🤖 AI Summary
Agricultural ecosystem modeling faces dual challenges: physics-based models suffer from poor generalizability and high parameter uncertainty, while data-driven models lack interpretability, require extensive labeled data, and fail to capture ecological mechanisms among variables. To address these limitations, we propose a knowledge-guided encoder–decoder framework that, for the first time, embeds multiple physics-based model priors into a deep learning architecture. Leveraging a large language model (LLM), our framework uniformly parses heterogeneous inputs and dynamically selects the most appropriate physical submodel. Evaluated on cross-site carbon–nitrogen flux prediction, our method significantly outperforms both standalone physics-based models and black-box deep learning approaches. It achieves superior robustness, high mechanistic interpretability, and low dependency on labeled data.

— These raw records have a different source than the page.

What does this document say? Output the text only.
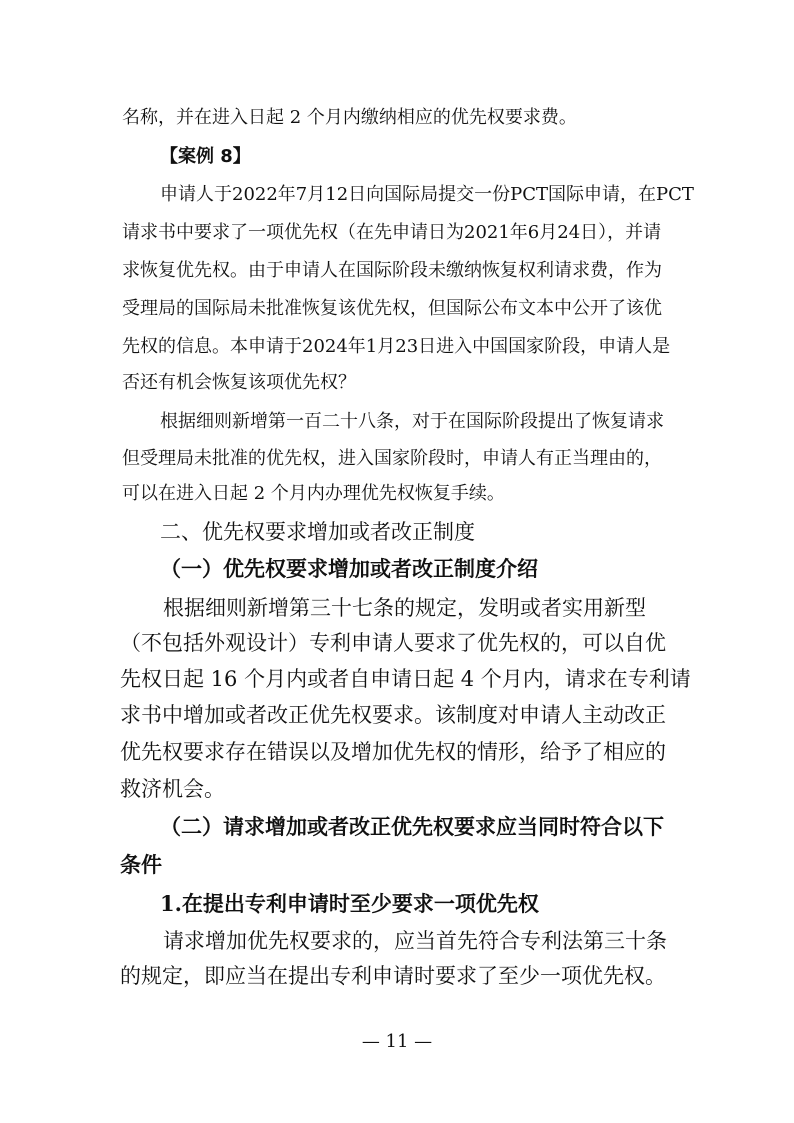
名称，并在进入日起 2 个月内缴纳相应的优先权要求费。
【案例 8】
申请人于2022年7月12日向国际局提交一份PCT国际申请，在PCT
请求书中要求了一项优先权（在先申请日为2021年6月24日），并请
求恢复优先权。由于申请人在国际阶段未缴纳恢复权利请求费，作为
受理局的国际局未批准恢复该优先权，但国际公布文本中公开了该优
先权的信息。本申请于2024年1月23日进入中国国家阶段，申请人是
否还有机会恢复该项优先权？
根据细则新增第一百二十八条，对于在国际阶段提出了恢复请求
但受理局未批准的优先权，进入国家阶段时，申请人有正当理由的，
可以在进入日起 2 个月内办理优先权恢复手续。
二、优先权要求增加或者改正制度
（一）优先权要求增加或者改正制度介绍
根据细则新增第三十七条的规定，发明或者实用新型
（不包括外观设计）专利申请人要求了优先权的，可以自优
先权日起 16 个月内或者自申请日起 4 个月内，请求在专利请
求书中增加或者改正优先权要求。该制度对申请人主动改正
优先权要求存在错误以及增加优先权的情形，给予了相应的
救济机会。
（二）请求增加或者改正优先权要求应当同时符合以下
条件
1.在提出专利申请时至少要求一项优先权
请求增加优先权要求的，应当首先符合专利法第三十条
的规定，即应当在提出专利申请时要求了至少一项优先权。
— 11 —
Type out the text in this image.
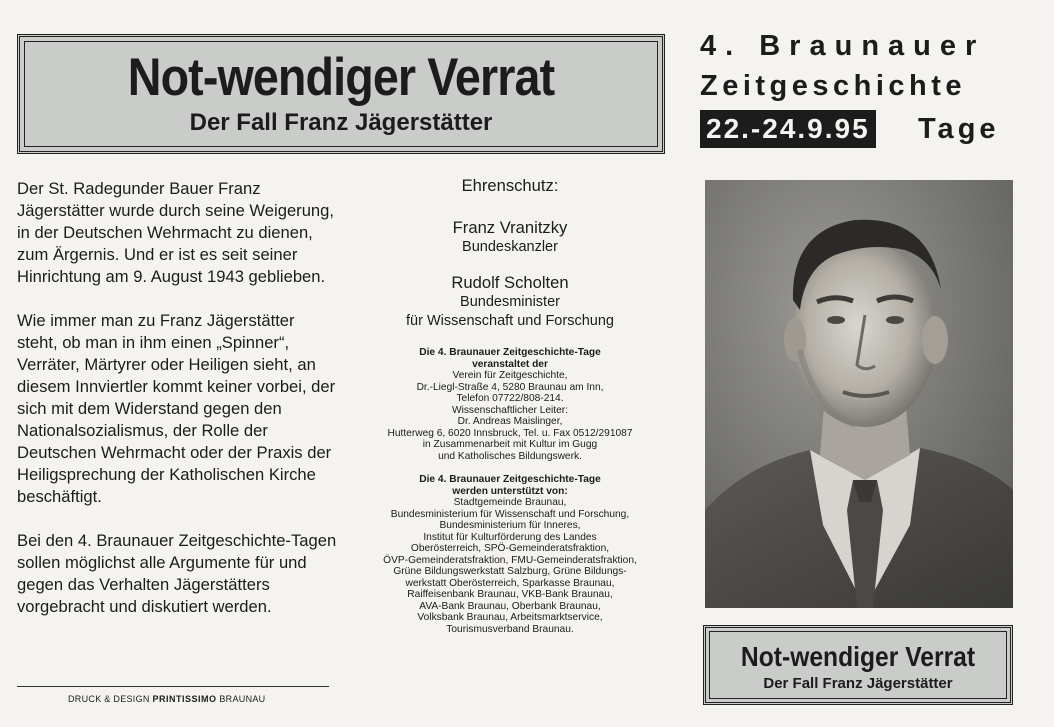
Not-wendiger Verrat
Der Fall Franz Jägerstätter
4. Braunauer
Zeitgeschichte
22.-24.9.95 Tage

Der St. Radegunder Bauer Franz Jägerstätter wurde durch seine Weigerung, in der Deutschen Wehrmacht zu dienen, zum Ärgernis. Und er ist es seit seiner Hinrichtung am 9. August 1943 geblieben.

Wie immer man zu Franz Jägerstätter steht, ob man in ihm einen „Spinner“, Verräter, Märtyrer oder Heiligen sieht, an diesem Innviertler kommt keiner vorbei, der sich mit dem Widerstand gegen den Nationalsozialismus, der Rolle der Deutschen Wehrmacht oder der Praxis der Heiligsprechung der Katholischen Kirche beschäftigt.

Bei den 4. Braunauer Zeitgeschichte-Tagen sollen möglichst alle Argumente für und gegen das Verhalten Jägerstätters vorgebracht und diskutiert werden.

DRUCK & DESIGN PRINTISSIMO BRAUNAU

Ehrenschutz:

Franz Vranitzky

Bundeskanzler

Rudolf Scholten

Bundesminister
für Wissenschaft und Forschung

Die 4. Braunauer Zeitgeschichte-Tage
veranstaltet der

Verein für Zeitgeschichte,

Dr.-Liegl-Straße 4, 5280 Braunau am Inn,

Telefon 07722/808-214.

Wissenschaftlicher Leiter:

Dr. Andreas Maislinger,

Hutterweg 6, 6020 Innsbruck, Tel. u. Fax 0512/291087

in Zusammenarbeit mit Kultur im Gugg

und Katholisches Bildungswerk.

Die 4. Braunauer Zeitgeschichte-Tage
werden unterstützt von:

Stadtgemeinde Braunau,

Bundesministerium für Wissenschaft und Forschung,

Bundesministerium für Inneres,

Institut für Kulturförderung des Landes

Oberösterreich, SPÖ-Gemeinderatsfraktion,

ÖVP-Gemeinderatsfraktion, FMU-Gemeinderatsfraktion,

Grüne Bildungswerkstatt Salzburg, Grüne Bildungs-

werkstatt Oberösterreich, Sparkasse Braunau,

Raiffeisenbank Braunau, VKB-Bank Braunau,

AVA-Bank Braunau, Oberbank Braunau,

Volksbank Braunau, Arbeitsmarktservice,

Tourismusverband Braunau.

Not-wendiger Verrat
Der Fall Franz Jägerstätter
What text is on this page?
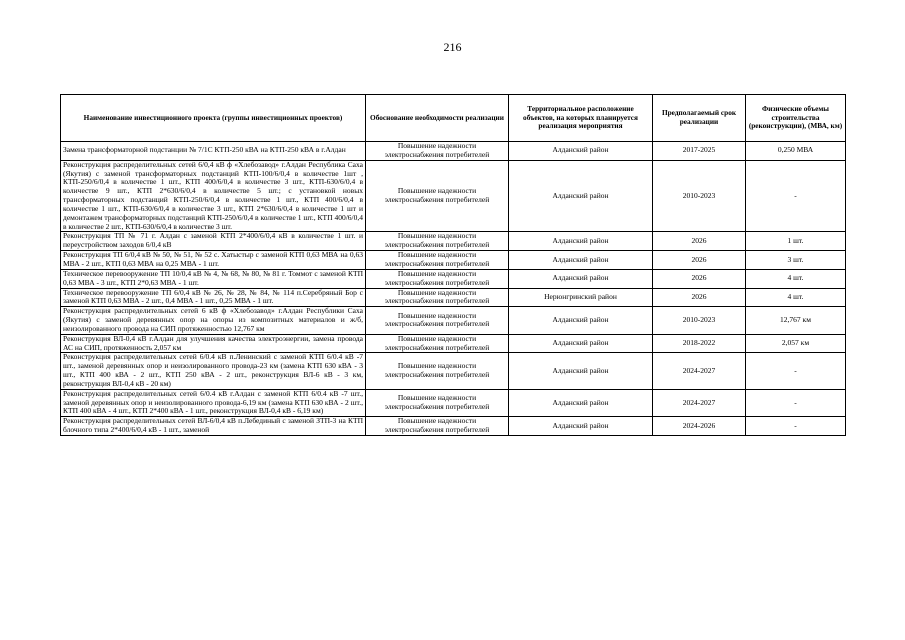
216
Наименование инвестиционного проекта (группы инвестиционных проектов)	Обоснование необходимости реализации	Территориальное расположение объектов, на которых планируется реализация мероприятия	Предполагаемый срок реализации	Физические объемы строительства (реконструкции), (МВА, км)
Замена трансформаторной подстанции № 7/1С КТП-250 кВА на КТП-250 кВА в г.Алдан	Повышение надежности электроснабжения потребителей	Алданский район	2017-2025	0,250 МВА
Реконструкция распределительных сетей 6/0,4 кВ ф «Хлебозавод» г.Алдан Республика Саха (Якутия) с заменой трансформаторных подстанций КТП-100/6/0,4 в количестве 1шт , КТП-250/6/0,4 в количестве 1 шт., КТП 400/6/0,4 в количестве 3 шт., КТП-630/6/0,4 в количестве 9 шт., КТП 2*630/6/0,4 в количестве 5 шт.; с установкой новых трансформаторных подстанций КТП-250/6/0,4 в количестве 1 шт., КТП 400/6/0,4 в количестве 1 шт., КТП-630/6/0,4 в количестве 3 шт., КТП 2*630/6/0,4 в количестве 1 шт и демонтажем трансформаторных подстанций КТП-250/6/0,4 в количестве 1 шт., КТП 400/6/0,4 в количестве 2 шт., КТП-630/6/0,4 в количестве 3 шт.	Повышение надежности электроснабжения потребителей	Алданский район	2010-2023	-
Реконструкция ТП № 71 г. Алдан с заменой КТП 2*400/6/0,4 кВ в количестве 1 шт. и переустройством заходов 6/0,4 кВ	Повышение надежности электроснабжения потребителей	Алданский район	2026	1 шт.
Реконструкция ТП 6/0,4 кВ № 50, № 51, № 52 с. Хатыстыр с заменой КТП 0,63 МВА на 0,63 МВА - 2 шт., КТП 0,63 МВА на 0,25 МВА - 1 шт.	Повышение надежности электроснабжения потребителей	Алданский район	2026	3 шт.
Техническое перевооружение ТП 10/0,4 кВ № 4, № 68, № 80, № 81 г. Томмот с заменой КТП 0,63 МВА - 3 шт., КТП 2*0,63 МВА - 1 шт.	Повышение надежности электроснабжения потребителей	Алданский район	2026	4 шт.
Техническое перевооружение ТП 6/0,4 кВ № 26, № 28, № 84, № 114 п.Серебряный Бор с заменой КТП 0,63 МВА - 2 шт., 0,4 МВА - 1 шт., 0,25 МВА - 1 шт.	Повышение надежности электроснабжения потребителей	Нерюнгринский район	2026	4 шт.
Реконструкция распределительных сетей 6 кВ ф «Хлебозавод» г.Алдан Республики Саха (Якутия) с заменой деревянных опор на опоры из композитных материалов и ж/б, неизолированного провода на СИП протяженностью 12,767 км	Повышение надежности электроснабжения потребителей	Алданский район	2010-2023	12,767 км
Реконструкция ВЛ-0,4 кВ г.Алдан для улучшения качества электроэнергии, замена провода АС на СИП, протяженность 2,057 км	Повышение надежности электроснабжения потребителей	Алданский район	2018-2022	2,057 км
Реконструкция распределительных сетей 6/0.4 кВ п.Ленинский с заменой КТП 6/0.4 кВ -7 шт., заменой деревянных опор и неизолированного провода-23 км (замена КТП 630 кВА - 3 шт., КТП 400 кВА - 2 шт., КТП 250 кВА - 2 шт., реконструкция ВЛ-6 кВ - 3 км, реконструкция ВЛ-0,4 кВ - 20 км)	Повышение надежности электроснабжения потребителей	Алданский район	2024-2027	-
Реконструкция распределительных сетей 6/0.4 кВ г.Алдан с заменой КТП 6/0.4 кВ -7 шт., заменой деревянных опор и неизолированного провода-6,19 км (замена КТП 630 кВА - 2 шт., КТП 400 кВА - 4 шт., КТП 2*400 кВА - 1 шт., реконструкция ВЛ-0,4 кВ - 6,19 км)	Повышение надежности электроснабжения потребителей	Алданский район	2024-2027	-
Реконструкция распределительных сетей ВЛ-6/0,4 кВ п.Лебединый с заменой ЗТП-3 на КТП блочного типа 2*400/6/0,4 кВ - 1 шт., заменой	Повышение надежности электроснабжения потребителей	Алданский район	2024-2026	-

This work establishes a novel paradigm for generalizable, mechanism-aware modeling of agricultural ecosystems.
📝 Abstract
Agricultural monitoring is critical for ensuring food security, maintaining sustainable farming practices, informing policies on mitigating food shortage, and managing greenhouse gas emissions. Traditional process-based physical models are often designed and implemented for specific situations, and their parameters could also be highly uncertain. In contrast, data-driven models often use black-box structures and does not explicitly model the inter-dependence between different ecological variables. As a result, they require extensive training data and lack generalizability to different tasks with data distribution shifts and inconsistent observed variables. To address the need for more universal models, we propose a knowledge-guided encoder-decoder model, which can predict key crop variables by leveraging knowledge of underlying processes from multiple physical models. The proposed method also integrates a language model to process complex and inconsistent inputs and also utilizes it to implement a model selection mechanism for selectively combining the knowledge from different physical models. Our evaluations on predicting carbon and nitrogen fluxes for multiple sites demonstrate the effectiveness and robustness of the proposed model under various scenarios.